For some attorneys, losing a fee dispute causes great emotional distress. Patrick Caserta, an attorney in Wayne, is a former chairman of the District 11 Fee Arbitration Committee, which covers Passaic County, and has represented other lawyers in such disputes. Some of Caserta's clients took such proceedings in stride while others believed — incorrectly — that their careers were over.

"Some lawyers can feel it is some sort of black mark on their career," said Caserta, speaking about such cases in general. "In my experience, it is not at all uncommon to see someone become unraveled by what others might see as a minor dispute and a routine part of their practice."

The man who literally wrote the book on attorney fee disputes, Robert Ramsey, has been involved in 10 of them.

"It's the most routine thing you can imagine," said Ramsey, author of "New Jersey Attorney Discipline," the textbook lawyers refer to when handling disciplinary matters. But a failure to resolve such a dispute before a suspension takes hold is unusual, he said.

Had Fahy chosen to share his trouble with his friends, they say, they could have helped.

"If Fahy came up to me and said he needed $10,000, I'd give it to him," Migliorino said. "It almost makes me angry that he didn't give us a chance. We could have helped him."

Missed meetings

But Fahy didn't say anything to the friends he saw during his last days.

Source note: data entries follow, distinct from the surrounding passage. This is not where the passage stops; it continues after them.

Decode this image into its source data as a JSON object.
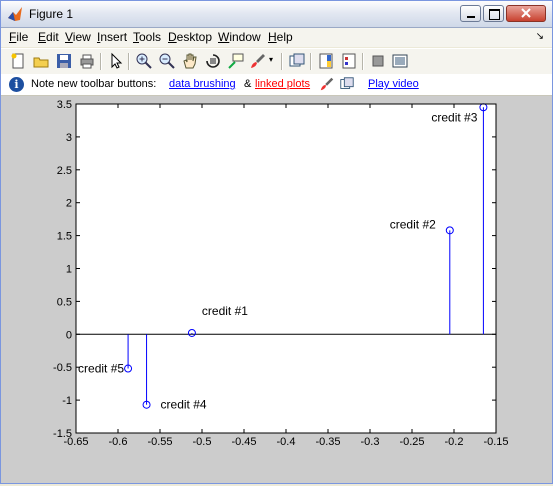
{
  "window": {
    "title": "Figure 1"
  },
  "menu": [
    {
      "label": "File",
      "key": "F"
    },
    {
      "label": "Edit",
      "key": "E"
    },
    {
      "label": "View",
      "key": "V"
    },
    {
      "label": "Insert",
      "key": "I"
    },
    {
      "label": "Tools",
      "key": "T"
    },
    {
      "label": "Desktop",
      "key": "D"
    },
    {
      "label": "Window",
      "key": "W"
    },
    {
      "label": "Help",
      "key": "H"
    }
  ],
  "toolbar_icons": [
    "new-figure-icon",
    "open-file-icon",
    "save-icon",
    "print-icon",
    "pointer-icon",
    "zoom-in-icon",
    "zoom-out-icon",
    "pan-icon",
    "rotate-3d-icon",
    "data-cursor-icon",
    "brush-icon",
    "link-plot-icon",
    "colorbar-icon",
    "legend-icon",
    "hide-plot-tools-icon",
    "show-plot-tools-icon"
  ],
  "infobar": {
    "note": "Note new toolbar buttons:",
    "link1": "data brushing",
    "amp": "&",
    "link2": "linked plots",
    "video": "Play video"
  },
  "colors": {
    "stem": "#0000ff",
    "axes_bg": "#ffffff",
    "figure_bg": "#cccccc",
    "link": "#0000ff",
    "link_red": "#ff0000"
  },
  "chart_data": {
    "type": "scatter",
    "style": "stem",
    "xlim": [
      -0.65,
      -0.15
    ],
    "ylim": [
      -1.5,
      3.5
    ],
    "xticks": [
      -0.65,
      -0.6,
      -0.55,
      -0.5,
      -0.45,
      -0.4,
      -0.35,
      -0.3,
      -0.25,
      -0.2,
      -0.15
    ],
    "yticks": [
      -1.5,
      -1,
      -0.5,
      0,
      0.5,
      1,
      1.5,
      2,
      2.5,
      3,
      3.5
    ],
    "xticklabels": [
      "-0.65",
      "-0.6",
      "-0.55",
      "-0.5",
      "-0.45",
      "-0.4",
      "-0.35",
      "-0.3",
      "-0.25",
      "-0.2",
      "-0.15"
    ],
    "yticklabels": [
      "-1.5",
      "-1",
      "-0.5",
      "0",
      "0.5",
      "1",
      "1.5",
      "2",
      "2.5",
      "3",
      "3.5"
    ],
    "points": [
      {
        "x": -0.512,
        "y": 0.02,
        "label": "credit #1"
      },
      {
        "x": -0.205,
        "y": 1.58,
        "label": "credit #2"
      },
      {
        "x": -0.165,
        "y": 3.45,
        "label": "credit #3"
      },
      {
        "x": -0.566,
        "y": -1.07,
        "label": "credit #4"
      },
      {
        "x": -0.588,
        "y": -0.52,
        "label": "credit #5"
      }
    ]
  }
}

He missed the first two July meetings of the Carlstadt Borough Council, said Borough Clerk Claire Foy, and called Mayor William Roseman before the July 15 meeting to ask if it would be OK to miss the third.

"I told him to stay in bed and get some rest," Roseman said. "He said he really wasn't feeling well, and naturally he sounded like he didn't feel well. Not like he was depressed, just not well."

The week before Fahy shot himself, he stood on the second floor of the courthouse in Lyndhurst and talked with friends about John Frank, a former police chief in Wood-Ridge who continued working as the Bergen County Police Department's director of security even as he suffered through chemotherapy. Frank died of cancer July 3.

"Jay was talking about John Frank's courage, how he fought cancer so long and went to his job every day," said Migliorino, who was there. "That was the word Jay himself used: courageous."

That same week, Fahy ran into Raymond Flood, a Hackensack lawyer, in the Bergen County Courthouse. They discussed a case they were working together. As usual, Fahy was dressed in a business suit, and nothing seemed out of place.

"There was nothing that I saw that in any way indicated he was having any problems," Flood said.

Fahy even agreed to take on a new client in his last days. It was a favor to his friend, Orlando.

Orlando said the two spoke by phone on July 13. Fahy, in typical fashion, was cracking jokes.

They spoke again on July 16, when Fahy confirmed that he would meet his new client the following afternoon.

"He said he was going to be at a meeting at 3, he said he would take care of it," Orlando recalled.

Fahy never showed up. Two hours later, he was dead.